La questione riecheggia con insistenza dagli Usa e non tanto perchè vi siano possibilità che alla guida della società possa aspirare Daniel Loeb, l'azionista a capo del fondo (Third Point, che ha il 5,8% delle azioni della casa di Sunnyvale) che ha di fatto scoperto gli scheletri nell'armadio (la laurea fasulla) di Thompson costringendolo ad abbandonare. Loeb, casomai, chiuderà in via amichevole la prossima settimana la battaglia legale avviata contro gli ex rappresentanti del Board e si è già dichiarato a disposizione del nuovo management per contribuire a ridare nuovo slancio alle attività della compagnia.

L'interrogativo della comunità finanziaria e degli addetti ai lavori è grande perché gli ultimi tre Ceo di Yahoo - Jerry Yang (dal 2007 al 2009, e sul co-fondatore grava il peso del gran rifiuto all'offerta da 44,6 miliardi di dollari messa sul tavolo da Microsoft nel 2008), Carol Bartz (dal 2009 al 2011) e per ultimo Scott Thompson - hanno per motivi diversi fallito il loro compito. E prima di loro non era andata molto meglio, causa grossolani errori di strategia a loro imputabili, a Tim Koogle (che investì miliardi per comprare Broadcast.com e Geocities) e Terry Semel, rispettivamente alla guida dell'azienda dal 1995 al 2001 e dal 2007 al 2011. Riuscirà Levinsohn ad invertire la negativa tendenza partendo dalle sue competenze in campo pubblicitario?

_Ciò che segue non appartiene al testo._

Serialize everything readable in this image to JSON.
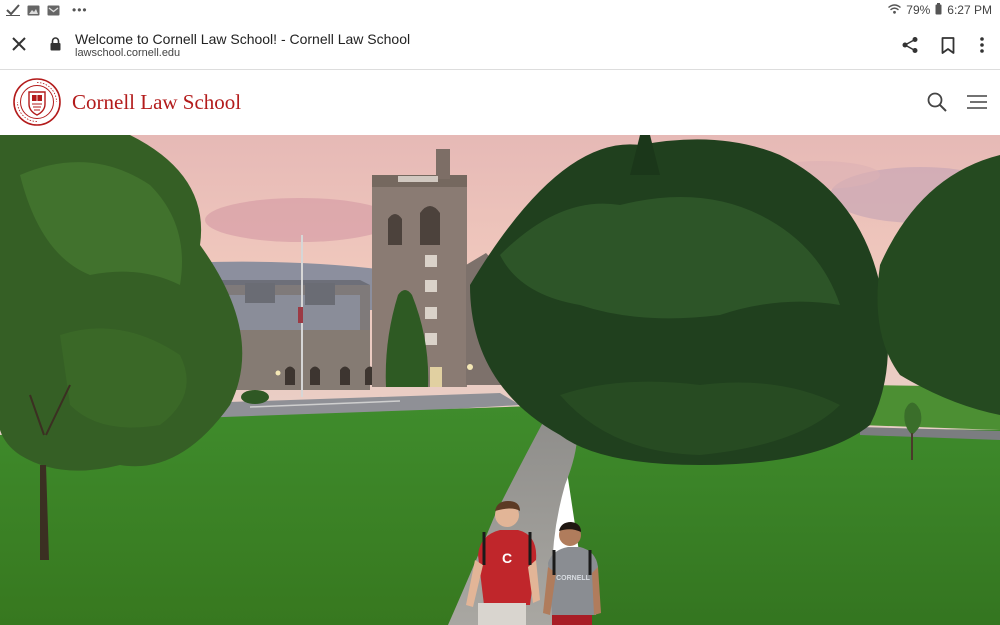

A differenza del suo predecessore, il nuovo Ceo ha più radicati "skill" nell'ambito dei media digitali – più una creatura di Hollywood che non della Silicon Valley, fanno notare in tal senso i siti Usa – e questo grazie al suo lungo operato professionale alla Fox Interactive Media (gruppo News Corp) Fox Interactive Media e in altre media company come CBS Sportsline e HBO. Nel suo curriculum spicca inoltre la qualifica di general manager dei new media in AltaVista, lo storico motore di ricerca per era Google. Il background di Levinsohn, assicura chi conosce bene il mondo Yahoo, è quindi in totale sintonia con l'azionista "dissidente" e gli altri due neo membri del Board suoi alleati nella crociata contro Bostock.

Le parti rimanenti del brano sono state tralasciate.